Published on : Wednesday, October 25, 2017

indexThe Akha Swing, named after the Akha hill tribe that calls Doi Pha Mee home, is much more than simply a thrill-seeking instrument. It forms the basis of one of Thailand’s most interesting cultural rituals – the Akha Swing Festival.

 

This festival happening in August brings together the community in celebration of the harvest season. It is also a time for women in the tribe to look for prospective husbands.

 

“Men show off how strong they are by swinging as hard as they can. The higher the men swing, the better they are as husbands,” says guide Ms. Patomporn. During the festival, Akha women are decked in elaborate ornaments and colourful indigenous clothes that they themselves stitch and prepare.

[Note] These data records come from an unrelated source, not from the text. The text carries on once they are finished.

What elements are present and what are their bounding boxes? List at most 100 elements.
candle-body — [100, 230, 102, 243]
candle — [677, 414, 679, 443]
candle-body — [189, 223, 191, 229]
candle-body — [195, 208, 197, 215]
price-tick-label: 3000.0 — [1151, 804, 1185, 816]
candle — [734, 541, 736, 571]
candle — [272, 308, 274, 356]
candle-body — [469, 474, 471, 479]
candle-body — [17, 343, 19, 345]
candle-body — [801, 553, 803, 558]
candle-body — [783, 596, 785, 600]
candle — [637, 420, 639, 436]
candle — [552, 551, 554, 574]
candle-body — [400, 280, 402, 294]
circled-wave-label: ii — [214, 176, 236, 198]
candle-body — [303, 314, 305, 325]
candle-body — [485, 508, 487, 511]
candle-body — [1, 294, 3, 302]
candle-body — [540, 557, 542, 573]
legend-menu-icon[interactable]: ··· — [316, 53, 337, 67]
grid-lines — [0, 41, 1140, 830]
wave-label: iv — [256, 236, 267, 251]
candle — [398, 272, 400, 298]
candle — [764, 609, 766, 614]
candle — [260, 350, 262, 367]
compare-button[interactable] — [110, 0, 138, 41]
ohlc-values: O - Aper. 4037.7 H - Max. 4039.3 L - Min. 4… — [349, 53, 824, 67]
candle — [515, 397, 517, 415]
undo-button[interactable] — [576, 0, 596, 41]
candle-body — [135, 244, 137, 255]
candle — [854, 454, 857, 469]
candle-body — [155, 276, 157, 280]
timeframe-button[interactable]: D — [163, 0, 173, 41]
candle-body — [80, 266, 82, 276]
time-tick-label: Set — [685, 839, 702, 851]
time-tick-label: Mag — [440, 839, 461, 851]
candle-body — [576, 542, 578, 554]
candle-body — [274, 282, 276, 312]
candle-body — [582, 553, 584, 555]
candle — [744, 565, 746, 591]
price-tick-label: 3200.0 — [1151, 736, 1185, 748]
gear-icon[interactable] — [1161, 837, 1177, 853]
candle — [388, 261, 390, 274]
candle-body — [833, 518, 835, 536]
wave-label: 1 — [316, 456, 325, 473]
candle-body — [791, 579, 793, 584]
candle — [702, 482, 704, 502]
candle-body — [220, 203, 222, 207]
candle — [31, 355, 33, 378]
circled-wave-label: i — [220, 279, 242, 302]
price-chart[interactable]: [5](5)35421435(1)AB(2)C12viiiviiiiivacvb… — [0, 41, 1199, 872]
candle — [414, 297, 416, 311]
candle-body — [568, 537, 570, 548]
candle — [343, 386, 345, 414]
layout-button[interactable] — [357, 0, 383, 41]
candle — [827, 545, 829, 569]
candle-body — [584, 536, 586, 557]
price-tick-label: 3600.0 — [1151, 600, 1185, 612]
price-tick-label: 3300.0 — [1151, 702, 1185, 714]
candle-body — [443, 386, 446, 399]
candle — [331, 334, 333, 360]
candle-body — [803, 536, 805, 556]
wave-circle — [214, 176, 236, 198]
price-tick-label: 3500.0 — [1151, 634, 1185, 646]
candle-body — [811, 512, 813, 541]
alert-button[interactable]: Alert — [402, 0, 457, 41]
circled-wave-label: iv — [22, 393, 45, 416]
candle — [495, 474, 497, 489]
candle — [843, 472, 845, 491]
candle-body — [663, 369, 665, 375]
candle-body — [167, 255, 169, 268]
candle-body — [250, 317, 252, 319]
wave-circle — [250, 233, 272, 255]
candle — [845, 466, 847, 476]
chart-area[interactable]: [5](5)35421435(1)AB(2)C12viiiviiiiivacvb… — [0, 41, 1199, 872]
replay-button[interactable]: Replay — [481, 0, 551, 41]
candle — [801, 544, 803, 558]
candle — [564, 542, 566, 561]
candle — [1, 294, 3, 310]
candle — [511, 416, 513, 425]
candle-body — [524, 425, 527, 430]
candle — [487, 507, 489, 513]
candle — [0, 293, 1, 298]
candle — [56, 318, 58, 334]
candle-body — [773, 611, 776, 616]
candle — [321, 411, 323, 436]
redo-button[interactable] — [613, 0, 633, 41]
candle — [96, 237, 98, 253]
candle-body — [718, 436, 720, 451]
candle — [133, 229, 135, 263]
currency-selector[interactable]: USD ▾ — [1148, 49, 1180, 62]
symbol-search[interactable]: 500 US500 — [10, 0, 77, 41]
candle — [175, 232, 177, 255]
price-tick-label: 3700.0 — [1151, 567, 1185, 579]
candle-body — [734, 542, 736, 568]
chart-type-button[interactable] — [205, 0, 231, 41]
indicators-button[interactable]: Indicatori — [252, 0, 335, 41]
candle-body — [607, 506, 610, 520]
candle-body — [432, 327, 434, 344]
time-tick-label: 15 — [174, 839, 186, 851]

The community tourism initiative in Doi Pha Mee, which took off in October last year, is something that the villagers are excited to participate in. Tourist arrivals allow the village to shake off the mistaken belief that comes with the proximity to its border with Myanmar. Here guests are greeted by bright smiles and a genuine attempt by the villagers to make them feel at home.

 

But if there is one thing the folks of Doi Pha Mee love to share more than their way of life, it would be the story of the late King Bhumibol Adulyadej’s visit to the village in January 1970. The king died in October 2016, and Thailand is currently observing a one-year mourning period.

 

Community leader Chanyuth Rungtaweepittayakul recounts how the village used to be a hub for opium cultivation in the late 1960s. “All that changed when the king visited and brought with him lychee and coffee to grow,” says the man who is referred to as por luang (village head) by the villagers. He adds that many residents wanted to flee from the village back then because it was not considered as safe due to its proximity to the border. But the monarch managed to convince the villagers to stay and to start planting coffee.

 

“We have been growing coffee here for almost 50 years now,” the village head says proudly. Today, that legacy stands tall in the form of a two-storey coffee house made of natural materials such as bamboo and attap leaves. Visitors will find an array of beverages: espresso, latte, cappuccino, mocha and the home-grown brew – Doi Pha Mee coffee.

 

Another commendable community-based tourism initiative in Thailand is in Krabi province. Located about five minutes by boat from the tourist-packed Krabi town, Koh Klang is an idyllic fishing village.